The dataset covers the period between 2020-06-25 and 2020-07-02 and are related to the first 2024 presidential debate, containing posts that mention the terms "biden", "debate", and "trump". Both mastodon and bluesky datasets are included.

In [None]:
import requests
import os
from tqdm.auto import tqdm

def download_zenodo_files(doi_or_id, output_dir):
    if doi_or_id.startswith("10."):
        api_url = f"https://zenodo.org/api/records/?q=doi:{doi_or_id}"
    else:
        api_url = f"https://zenodo.org/api/records/{doi_or_id}"
    
    response = requests.get(api_url)
    response.raise_for_status()
    data = response.json()
    
    if doi_or_id.startswith("10."):
        data = data['hits']['hits'][0]
    
    os.makedirs(output_dir, exist_ok=True)
    
    for file_info in data['files']:
        file_url = file_info['links']['self']
        file_name = file_info['key']
        
        # Stream the file download
        with requests.get(file_url, stream=True) as response:
            response.raise_for_status()
            total_size = int(response.headers.get('content-length', 0))
            chunk_size = 1024
            output_path = os.path.join(output_dir, file_name)
            with open(output_path, 'wb') as file, tqdm(
                total=total_size, unit='B', unit_scale=True, desc=file_name
            ) as progress_bar:
                for chunk in response.iter_content(chunk_size=chunk_size):
                    if chunk:
                        file.write(chunk)
                        progress_bar.update(len(chunk))
        
        print(f"File {file_name} downloaded and saved to {output_path}")

doi_or_id = '10.5281/zenodo.12748042'  
output_dir = 'Data'  
download_zenodo_files(doi_or_id, output_dir)

## Mastodon data collection
Mastodon data can be collected using a streamer that listens to the Mastodon API. The streamer code is available in the repository:

https://github.com/osome-iu/OSoMeMastodonStreamer/tree/simple_streamer

Note that you need to create an API key for all the servers you want to collect data from.
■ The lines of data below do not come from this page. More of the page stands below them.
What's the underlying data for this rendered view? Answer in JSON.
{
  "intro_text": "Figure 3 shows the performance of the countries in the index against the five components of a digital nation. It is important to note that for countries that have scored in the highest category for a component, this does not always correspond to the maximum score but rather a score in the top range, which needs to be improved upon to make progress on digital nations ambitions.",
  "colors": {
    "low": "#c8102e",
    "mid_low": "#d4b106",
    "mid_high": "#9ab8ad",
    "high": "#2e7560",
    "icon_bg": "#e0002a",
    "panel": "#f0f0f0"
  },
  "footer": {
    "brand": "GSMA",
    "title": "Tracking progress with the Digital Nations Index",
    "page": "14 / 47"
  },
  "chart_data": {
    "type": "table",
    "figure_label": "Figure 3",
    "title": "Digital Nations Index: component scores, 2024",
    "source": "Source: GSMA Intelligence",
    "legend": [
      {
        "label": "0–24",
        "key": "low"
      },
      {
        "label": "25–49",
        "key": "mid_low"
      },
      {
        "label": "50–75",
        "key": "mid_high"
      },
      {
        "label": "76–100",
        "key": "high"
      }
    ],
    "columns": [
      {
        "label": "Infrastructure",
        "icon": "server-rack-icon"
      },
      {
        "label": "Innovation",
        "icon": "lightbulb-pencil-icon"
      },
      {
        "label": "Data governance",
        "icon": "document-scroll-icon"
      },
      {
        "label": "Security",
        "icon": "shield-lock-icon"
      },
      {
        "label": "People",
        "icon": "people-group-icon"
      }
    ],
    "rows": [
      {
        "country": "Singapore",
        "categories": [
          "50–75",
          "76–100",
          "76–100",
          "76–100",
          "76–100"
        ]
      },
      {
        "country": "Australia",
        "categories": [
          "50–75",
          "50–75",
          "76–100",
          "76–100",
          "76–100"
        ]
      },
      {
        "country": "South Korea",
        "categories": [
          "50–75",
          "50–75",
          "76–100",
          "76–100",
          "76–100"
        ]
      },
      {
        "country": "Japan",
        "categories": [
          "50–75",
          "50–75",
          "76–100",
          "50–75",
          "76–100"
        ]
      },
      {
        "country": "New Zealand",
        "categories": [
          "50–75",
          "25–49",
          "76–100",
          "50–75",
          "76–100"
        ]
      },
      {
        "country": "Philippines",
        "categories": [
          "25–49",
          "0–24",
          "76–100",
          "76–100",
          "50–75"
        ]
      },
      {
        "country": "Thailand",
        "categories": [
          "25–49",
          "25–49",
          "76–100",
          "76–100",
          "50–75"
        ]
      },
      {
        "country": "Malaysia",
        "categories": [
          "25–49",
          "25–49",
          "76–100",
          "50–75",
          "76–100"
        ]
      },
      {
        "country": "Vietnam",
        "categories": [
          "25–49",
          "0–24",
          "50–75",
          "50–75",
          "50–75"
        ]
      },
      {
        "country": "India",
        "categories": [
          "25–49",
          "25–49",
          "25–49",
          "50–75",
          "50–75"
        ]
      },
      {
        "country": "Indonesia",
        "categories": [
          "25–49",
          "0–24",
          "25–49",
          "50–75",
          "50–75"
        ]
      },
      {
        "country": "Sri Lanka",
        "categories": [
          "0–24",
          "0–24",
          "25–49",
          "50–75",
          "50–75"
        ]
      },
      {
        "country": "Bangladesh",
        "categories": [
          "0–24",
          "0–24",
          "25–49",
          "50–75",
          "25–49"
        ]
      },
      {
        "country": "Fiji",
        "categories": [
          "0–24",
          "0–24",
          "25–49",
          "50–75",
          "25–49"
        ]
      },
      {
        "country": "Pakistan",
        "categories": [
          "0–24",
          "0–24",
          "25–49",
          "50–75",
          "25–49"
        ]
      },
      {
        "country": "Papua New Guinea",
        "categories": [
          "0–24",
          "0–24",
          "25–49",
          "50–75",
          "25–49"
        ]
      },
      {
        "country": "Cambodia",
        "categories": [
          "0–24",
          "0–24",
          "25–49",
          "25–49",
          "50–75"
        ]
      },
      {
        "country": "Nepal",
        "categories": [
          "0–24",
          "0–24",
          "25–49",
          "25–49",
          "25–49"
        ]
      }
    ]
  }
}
The API key is generated in the settings of the Mastodon account.

You can then run the script in `network/utilities/preprocessMastodon.py` to preprocess and generate a file that will work in our pipeline. You should change in the script, the location of the json files generated by the streamer.

### Obtaining the API access key
![image.png](attachment:image.png)

## Bluesky data collection
Bluesky streamer currently does not require an API key. The streamer code is available in the repository:

https://github.com/osome-iu/osome-bluesky-streamer

From the command-line you can clone the repository by running:

```bash
git clone https://github.com/osome-iu/osome-bluesky-streamer.git
```

Then install the required packages by running:

```bash
cd osome-bluesky-streamer
pip install atproto
```

You can then run the streamer by running:

```bash
python firehose_streamer.py
```

It will run continuously and save the data in a json file. You can stop the streamer by pressing `Ctrl+C`.

You can then run the script in `network/utilities/preprocessBluesky.py` to preprocess and generate a file that will work in our pipeline. You should change in the script, the location of the json files generated by the streamer.